The second sector is as listed, with a short climb at the end that continues on the asphalt. The first real test is the third sector, which was decisive last year as it was used three times (sectors 4, 6 and 7 of 7). After the sterrato ends, there's a short, but very steep hormigón ramp into the city, from where the road continues to rise on urban cobbles as far as where the finish was last year. The profile below includes this section.
The fourth sector, the day's longest, consists of two climbs, the former of which was sector 5 last year, separated by the only sterrato descent of the race.
The fifth sector is preceded by a climb, a brief descent into the town of Ibros, then a very technical section through town with lots of twists and turns on narrow roads, partially on cobbles. If there's still a peloton together, this should ensure that things are strung out going into the mostly-uphill sector, which is shown below including the aforementioned run-in.
It is followed almost immediately by the straightforward sixth sector. Most of this is shared with the final sector, repeated twice, as we enter the final circuit. This final sector is a little shorter than the roadbook claims, but contains a stingy climb.
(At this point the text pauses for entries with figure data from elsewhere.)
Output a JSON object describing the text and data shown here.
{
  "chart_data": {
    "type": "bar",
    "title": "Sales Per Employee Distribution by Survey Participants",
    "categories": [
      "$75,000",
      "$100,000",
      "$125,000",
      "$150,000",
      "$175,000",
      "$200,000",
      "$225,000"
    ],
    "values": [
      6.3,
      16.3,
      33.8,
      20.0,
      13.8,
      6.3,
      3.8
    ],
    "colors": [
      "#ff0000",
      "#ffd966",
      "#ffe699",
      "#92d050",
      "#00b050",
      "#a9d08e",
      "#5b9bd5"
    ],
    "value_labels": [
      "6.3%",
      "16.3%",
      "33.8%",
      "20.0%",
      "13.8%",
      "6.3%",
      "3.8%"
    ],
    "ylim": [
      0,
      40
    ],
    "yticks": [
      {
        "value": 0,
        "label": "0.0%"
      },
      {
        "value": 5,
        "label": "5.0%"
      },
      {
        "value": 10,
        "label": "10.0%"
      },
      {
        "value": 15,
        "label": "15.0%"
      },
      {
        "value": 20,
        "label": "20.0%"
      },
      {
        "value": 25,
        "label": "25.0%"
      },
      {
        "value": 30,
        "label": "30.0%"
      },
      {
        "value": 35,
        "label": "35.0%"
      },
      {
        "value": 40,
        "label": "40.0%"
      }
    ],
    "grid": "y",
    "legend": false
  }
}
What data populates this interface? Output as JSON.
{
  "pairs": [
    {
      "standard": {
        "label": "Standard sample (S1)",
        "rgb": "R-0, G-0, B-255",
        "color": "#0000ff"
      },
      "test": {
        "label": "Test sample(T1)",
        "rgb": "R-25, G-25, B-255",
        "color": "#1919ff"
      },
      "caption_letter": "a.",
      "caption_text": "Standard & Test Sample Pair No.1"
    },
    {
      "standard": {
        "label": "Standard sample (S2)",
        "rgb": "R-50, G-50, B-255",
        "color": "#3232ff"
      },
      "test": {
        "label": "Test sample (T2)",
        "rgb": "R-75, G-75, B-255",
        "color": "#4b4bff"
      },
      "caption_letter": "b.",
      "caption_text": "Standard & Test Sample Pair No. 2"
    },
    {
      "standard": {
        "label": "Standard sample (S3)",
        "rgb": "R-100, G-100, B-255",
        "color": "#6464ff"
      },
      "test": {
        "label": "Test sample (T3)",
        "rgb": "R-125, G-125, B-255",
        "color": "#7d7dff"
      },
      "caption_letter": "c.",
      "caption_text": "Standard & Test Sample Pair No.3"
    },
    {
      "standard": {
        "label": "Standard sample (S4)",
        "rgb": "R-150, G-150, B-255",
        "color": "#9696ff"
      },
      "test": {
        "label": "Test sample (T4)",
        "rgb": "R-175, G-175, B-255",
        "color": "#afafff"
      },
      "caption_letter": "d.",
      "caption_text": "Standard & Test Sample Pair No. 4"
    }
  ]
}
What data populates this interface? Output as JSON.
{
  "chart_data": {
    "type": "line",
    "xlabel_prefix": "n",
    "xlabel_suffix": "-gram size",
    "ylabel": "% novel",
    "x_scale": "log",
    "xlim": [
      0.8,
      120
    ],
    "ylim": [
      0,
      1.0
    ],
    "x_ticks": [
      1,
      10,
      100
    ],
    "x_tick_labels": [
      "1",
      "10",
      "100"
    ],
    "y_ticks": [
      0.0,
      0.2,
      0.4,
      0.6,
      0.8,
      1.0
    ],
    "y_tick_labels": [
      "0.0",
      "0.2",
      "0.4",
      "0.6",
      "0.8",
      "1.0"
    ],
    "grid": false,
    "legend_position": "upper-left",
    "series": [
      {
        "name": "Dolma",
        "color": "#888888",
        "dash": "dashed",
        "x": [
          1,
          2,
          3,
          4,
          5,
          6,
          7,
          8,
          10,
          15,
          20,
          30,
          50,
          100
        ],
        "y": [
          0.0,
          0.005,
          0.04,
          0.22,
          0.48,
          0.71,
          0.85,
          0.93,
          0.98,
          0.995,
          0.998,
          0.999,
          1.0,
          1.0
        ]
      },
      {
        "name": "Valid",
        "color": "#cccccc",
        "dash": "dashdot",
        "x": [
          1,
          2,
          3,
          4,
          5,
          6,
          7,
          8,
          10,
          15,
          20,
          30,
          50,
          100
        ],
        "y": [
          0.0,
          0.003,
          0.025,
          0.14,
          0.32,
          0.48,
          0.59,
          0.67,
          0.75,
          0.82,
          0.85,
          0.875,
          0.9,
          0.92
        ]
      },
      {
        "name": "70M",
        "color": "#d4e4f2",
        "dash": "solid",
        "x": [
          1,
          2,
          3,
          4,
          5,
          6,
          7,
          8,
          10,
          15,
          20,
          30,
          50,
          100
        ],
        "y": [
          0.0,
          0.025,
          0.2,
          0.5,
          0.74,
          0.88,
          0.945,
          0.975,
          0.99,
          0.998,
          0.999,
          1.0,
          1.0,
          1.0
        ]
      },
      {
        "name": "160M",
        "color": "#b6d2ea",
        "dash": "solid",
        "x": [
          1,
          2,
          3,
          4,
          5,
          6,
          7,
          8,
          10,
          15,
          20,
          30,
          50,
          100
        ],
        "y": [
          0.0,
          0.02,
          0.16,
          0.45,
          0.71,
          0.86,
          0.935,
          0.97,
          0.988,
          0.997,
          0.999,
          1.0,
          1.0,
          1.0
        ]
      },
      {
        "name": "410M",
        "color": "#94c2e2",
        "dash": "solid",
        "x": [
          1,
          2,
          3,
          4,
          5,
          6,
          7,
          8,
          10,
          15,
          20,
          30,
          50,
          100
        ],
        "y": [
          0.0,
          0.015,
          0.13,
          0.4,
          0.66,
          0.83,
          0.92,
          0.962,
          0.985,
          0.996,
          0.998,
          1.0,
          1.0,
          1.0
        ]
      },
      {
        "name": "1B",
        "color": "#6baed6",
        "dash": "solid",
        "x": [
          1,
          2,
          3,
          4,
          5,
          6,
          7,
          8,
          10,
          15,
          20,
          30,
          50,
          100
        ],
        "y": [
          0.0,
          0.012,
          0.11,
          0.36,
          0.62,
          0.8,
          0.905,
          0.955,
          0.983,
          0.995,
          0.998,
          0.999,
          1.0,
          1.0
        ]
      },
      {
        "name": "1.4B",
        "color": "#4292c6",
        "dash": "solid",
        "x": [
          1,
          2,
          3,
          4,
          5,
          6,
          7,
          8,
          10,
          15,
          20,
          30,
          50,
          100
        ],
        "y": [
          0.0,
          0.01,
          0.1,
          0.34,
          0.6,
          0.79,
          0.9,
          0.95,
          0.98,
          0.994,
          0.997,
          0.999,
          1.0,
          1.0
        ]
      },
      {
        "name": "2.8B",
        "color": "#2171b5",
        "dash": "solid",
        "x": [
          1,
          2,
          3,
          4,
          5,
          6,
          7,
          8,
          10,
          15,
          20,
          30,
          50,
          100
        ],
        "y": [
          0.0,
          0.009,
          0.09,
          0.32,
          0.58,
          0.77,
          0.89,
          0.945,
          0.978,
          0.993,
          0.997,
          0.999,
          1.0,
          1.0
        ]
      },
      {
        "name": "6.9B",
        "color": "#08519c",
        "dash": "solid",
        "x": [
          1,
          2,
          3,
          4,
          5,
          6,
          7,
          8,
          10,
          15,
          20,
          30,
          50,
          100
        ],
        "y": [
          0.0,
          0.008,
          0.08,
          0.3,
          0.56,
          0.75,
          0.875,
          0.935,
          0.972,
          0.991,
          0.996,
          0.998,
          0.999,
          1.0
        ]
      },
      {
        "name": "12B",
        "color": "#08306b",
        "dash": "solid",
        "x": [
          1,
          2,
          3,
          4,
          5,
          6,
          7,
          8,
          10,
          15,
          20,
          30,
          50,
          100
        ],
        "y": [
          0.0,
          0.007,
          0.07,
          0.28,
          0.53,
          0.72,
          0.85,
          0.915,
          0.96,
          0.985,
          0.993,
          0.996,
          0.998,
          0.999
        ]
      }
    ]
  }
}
The route is hard enough that a sprint is unlikely, and clearly the organisation hasn't designed the final kilometre around it. We have a cobbled descent into a left-hander back onto asphalt, then false-flat downhill until we hit a cobbled chicane at 200 metres from the line. This chicane leads onto the slightly uphill final stretch, which drags to the left.